Los ventiladores por sí solos no nos salvarán

Mientras se acelera la producción de ventiladores para combatir el COVID-19, hemos perdido de vista una necesidad aún más urgente.
ventilators COVID-19

Durante un turno excepcionalmente tranquilo en la unidad de terapia intensiva, Barbara (seudónimo), la médica que se encontraba de guardia, me pidió a mí y a los médicos residentes que se encontraban presentes que tomáramos asiento alrededor de la mesa de la sala de descanso del personal. Para enseñarnos cómo leer las curvas en el monitor de un ventilador, nos instruyó a todos a inhalar y exhalar, siguiendo el ritmo de la máquina. Todos, en silencio, inhalamos y exhalamos, llenando y vaciando nuestros pulmones de aire, imitando las ondas del monitor. Este aprendizaje auto-reflexivo sobre la respiración normal (y anormal) es la forma como los ventiladores se van incorporando en el trabajo diario de un profesional de terapia intensiva.

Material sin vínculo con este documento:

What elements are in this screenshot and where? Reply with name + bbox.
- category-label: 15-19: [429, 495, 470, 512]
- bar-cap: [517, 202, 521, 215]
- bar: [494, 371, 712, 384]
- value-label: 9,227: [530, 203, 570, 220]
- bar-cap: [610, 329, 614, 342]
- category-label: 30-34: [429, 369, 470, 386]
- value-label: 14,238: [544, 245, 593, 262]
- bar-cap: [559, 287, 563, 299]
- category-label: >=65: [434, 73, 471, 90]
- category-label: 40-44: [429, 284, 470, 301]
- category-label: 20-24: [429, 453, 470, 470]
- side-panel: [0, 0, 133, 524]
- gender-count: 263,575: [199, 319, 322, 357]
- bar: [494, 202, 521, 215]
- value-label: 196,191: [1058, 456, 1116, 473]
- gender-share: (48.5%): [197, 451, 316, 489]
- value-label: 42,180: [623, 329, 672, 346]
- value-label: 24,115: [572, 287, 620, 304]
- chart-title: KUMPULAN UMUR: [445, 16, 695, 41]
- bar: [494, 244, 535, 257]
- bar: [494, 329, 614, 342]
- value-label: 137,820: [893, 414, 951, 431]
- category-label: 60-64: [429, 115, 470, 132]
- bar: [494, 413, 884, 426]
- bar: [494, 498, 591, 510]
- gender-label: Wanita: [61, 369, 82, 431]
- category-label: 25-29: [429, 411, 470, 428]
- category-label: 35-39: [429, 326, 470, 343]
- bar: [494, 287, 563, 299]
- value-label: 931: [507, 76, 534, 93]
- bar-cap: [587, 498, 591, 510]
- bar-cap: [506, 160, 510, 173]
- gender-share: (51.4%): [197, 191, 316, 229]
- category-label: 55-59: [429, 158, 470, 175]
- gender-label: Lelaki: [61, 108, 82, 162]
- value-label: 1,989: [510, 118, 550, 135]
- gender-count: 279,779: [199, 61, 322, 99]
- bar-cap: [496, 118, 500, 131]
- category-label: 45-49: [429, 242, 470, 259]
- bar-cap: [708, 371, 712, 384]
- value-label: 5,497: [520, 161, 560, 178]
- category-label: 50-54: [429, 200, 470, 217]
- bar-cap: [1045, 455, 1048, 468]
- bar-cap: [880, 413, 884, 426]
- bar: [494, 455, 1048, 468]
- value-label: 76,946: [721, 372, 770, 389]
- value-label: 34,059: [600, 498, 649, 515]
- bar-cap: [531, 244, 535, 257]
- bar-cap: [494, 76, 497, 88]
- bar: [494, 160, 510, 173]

Mientras realizaba trabajo de campo en Buenos Aires, Argentina, en el 2018, para mi doctorado en antropología médica, pasé muchas horas aprendiendo mucho sobre el simple acto de respirar. Fui testigo de la compleja e íntima relación que se da entre los ventiladores, los pacientes y los médicos que trabajan en las unidades de cuidados intensivos. Al notar el marcado contraste entre los pacientes luchando conectados a la ventilación mecánica y mis pulmones sanos, recordaba constantemente que muchas veces notamos la presencia de las cosas a través de su ausencia.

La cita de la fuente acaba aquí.